EX-99 2 nr070105hedging.htm NEWS RELEASE-IMPLEMENTATION OF HEDGING News Release   Berry Petroleum C

 
News Release - July 1, 2005

Berry Petroleum Company                                                                   Phone (661) 616-3900
5201 Truxtun Avenue, Suite 300                                                                    E-mail: ir@bry.com
Bakersfield, California 93309-0640                                                          Internet: www.bry.com

Contacts: Robert F. Heinemann, President and CEO - - Ralph J. Goehring, Executive Vice President and CFO
 


BERRY PETROLEUM IMPLEMENTS ADDITIONAL HEDGING


Bakersfield, CA - July 1, 2005 - Berry Petroleum Company (NYSE:BRY) has entered into zero-cost collars for approximately 10,000 barrels of oil per day for the period January 1, 2006 through December 31, 2009. Based on WTI pricing, the floor is $47.50 and the ceiling is $70.00.

Robert Heinemann, chief executive officer and president, stated, "Crude oil futures prices have increased substantially in recent months and we believe it is prudent for Berry to lock in a floor price on a portion of the Company's production while also retaining significant upside.

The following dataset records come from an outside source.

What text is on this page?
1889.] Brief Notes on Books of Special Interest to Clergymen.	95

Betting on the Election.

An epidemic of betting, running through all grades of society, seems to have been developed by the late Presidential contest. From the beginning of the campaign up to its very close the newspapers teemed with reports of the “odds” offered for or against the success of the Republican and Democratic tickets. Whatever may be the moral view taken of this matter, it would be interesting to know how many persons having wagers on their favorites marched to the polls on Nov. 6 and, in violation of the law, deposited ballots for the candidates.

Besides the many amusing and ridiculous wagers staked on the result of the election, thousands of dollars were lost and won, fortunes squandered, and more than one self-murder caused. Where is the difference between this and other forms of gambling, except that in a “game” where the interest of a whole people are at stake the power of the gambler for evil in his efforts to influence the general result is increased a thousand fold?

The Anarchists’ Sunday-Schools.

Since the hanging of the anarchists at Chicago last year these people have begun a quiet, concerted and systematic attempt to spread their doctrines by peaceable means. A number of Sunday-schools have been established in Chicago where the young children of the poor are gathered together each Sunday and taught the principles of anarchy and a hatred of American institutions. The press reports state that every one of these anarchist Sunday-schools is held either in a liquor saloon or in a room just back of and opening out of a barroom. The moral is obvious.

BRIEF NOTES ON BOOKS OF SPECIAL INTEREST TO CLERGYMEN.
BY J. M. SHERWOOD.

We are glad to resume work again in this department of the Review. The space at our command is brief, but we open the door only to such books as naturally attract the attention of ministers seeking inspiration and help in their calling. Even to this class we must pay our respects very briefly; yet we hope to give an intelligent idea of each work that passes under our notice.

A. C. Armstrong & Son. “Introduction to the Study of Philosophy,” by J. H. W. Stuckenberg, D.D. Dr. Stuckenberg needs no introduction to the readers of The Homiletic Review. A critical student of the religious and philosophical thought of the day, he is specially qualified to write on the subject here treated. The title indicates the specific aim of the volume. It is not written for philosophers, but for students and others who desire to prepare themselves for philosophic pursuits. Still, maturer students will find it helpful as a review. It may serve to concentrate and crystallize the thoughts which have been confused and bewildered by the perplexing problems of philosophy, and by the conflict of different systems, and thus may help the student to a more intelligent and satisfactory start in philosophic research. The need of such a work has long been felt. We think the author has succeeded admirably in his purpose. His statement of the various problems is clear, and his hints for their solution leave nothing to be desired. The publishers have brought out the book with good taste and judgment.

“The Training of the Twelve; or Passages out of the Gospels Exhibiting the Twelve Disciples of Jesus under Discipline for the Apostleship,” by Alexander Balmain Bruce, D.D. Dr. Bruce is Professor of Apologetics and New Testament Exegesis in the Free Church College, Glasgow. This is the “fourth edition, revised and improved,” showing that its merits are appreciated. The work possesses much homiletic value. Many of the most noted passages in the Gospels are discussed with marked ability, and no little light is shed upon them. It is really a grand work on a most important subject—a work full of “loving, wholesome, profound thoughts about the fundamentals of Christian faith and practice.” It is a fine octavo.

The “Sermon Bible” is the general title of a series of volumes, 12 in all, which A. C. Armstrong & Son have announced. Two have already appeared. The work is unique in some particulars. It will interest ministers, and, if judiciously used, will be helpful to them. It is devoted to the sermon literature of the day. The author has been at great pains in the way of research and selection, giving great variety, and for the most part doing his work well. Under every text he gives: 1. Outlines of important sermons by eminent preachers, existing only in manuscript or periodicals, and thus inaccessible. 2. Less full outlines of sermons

The volume of 10,000 barrels per day currently represents slightly less than half of our oil production. Strategically, we intend to continue growing Berry through a combination of asset development and acquisitions. The use of collars supports this strategy by protecting our future cash flows if oil prices decline significantly while allowing us to participate in the upside of our assets if oil prices run up."

Drilling Rig Purchase

Separately, to assist in achieving its growth plans, Berry has purchased a drilling rig that is rated to a depth of approximately 7,000 feet. A Rocky Mountain-based drilling company under contract with Berry will begin drilling with the rig at the Company's Brundage Canyon property by mid-July. This rig will be dedicated to Berry's shallow drilling program in the Uinta Basin.

Berry Petroleum Company is a publicly traded independent oil and gas production, exploration and exploitation company located in Bakersfield, California.

This release contains certain forward-looking statements within the meaning of the Private Securities Litigation Reform Act of 1995 involving risks and uncertainties discussed in detail in the Company's Securities and Exchange Commission filing and reports, including the Company's 2004 Annual Report to shareholders. Actual results may vary due to these or other risks and uncertainties Details of the Company's hedging program, including discussion of the risks, will be contained in the Company's upcoming second quarter 2005 Form 10-Q to be filed by August 9, 2005.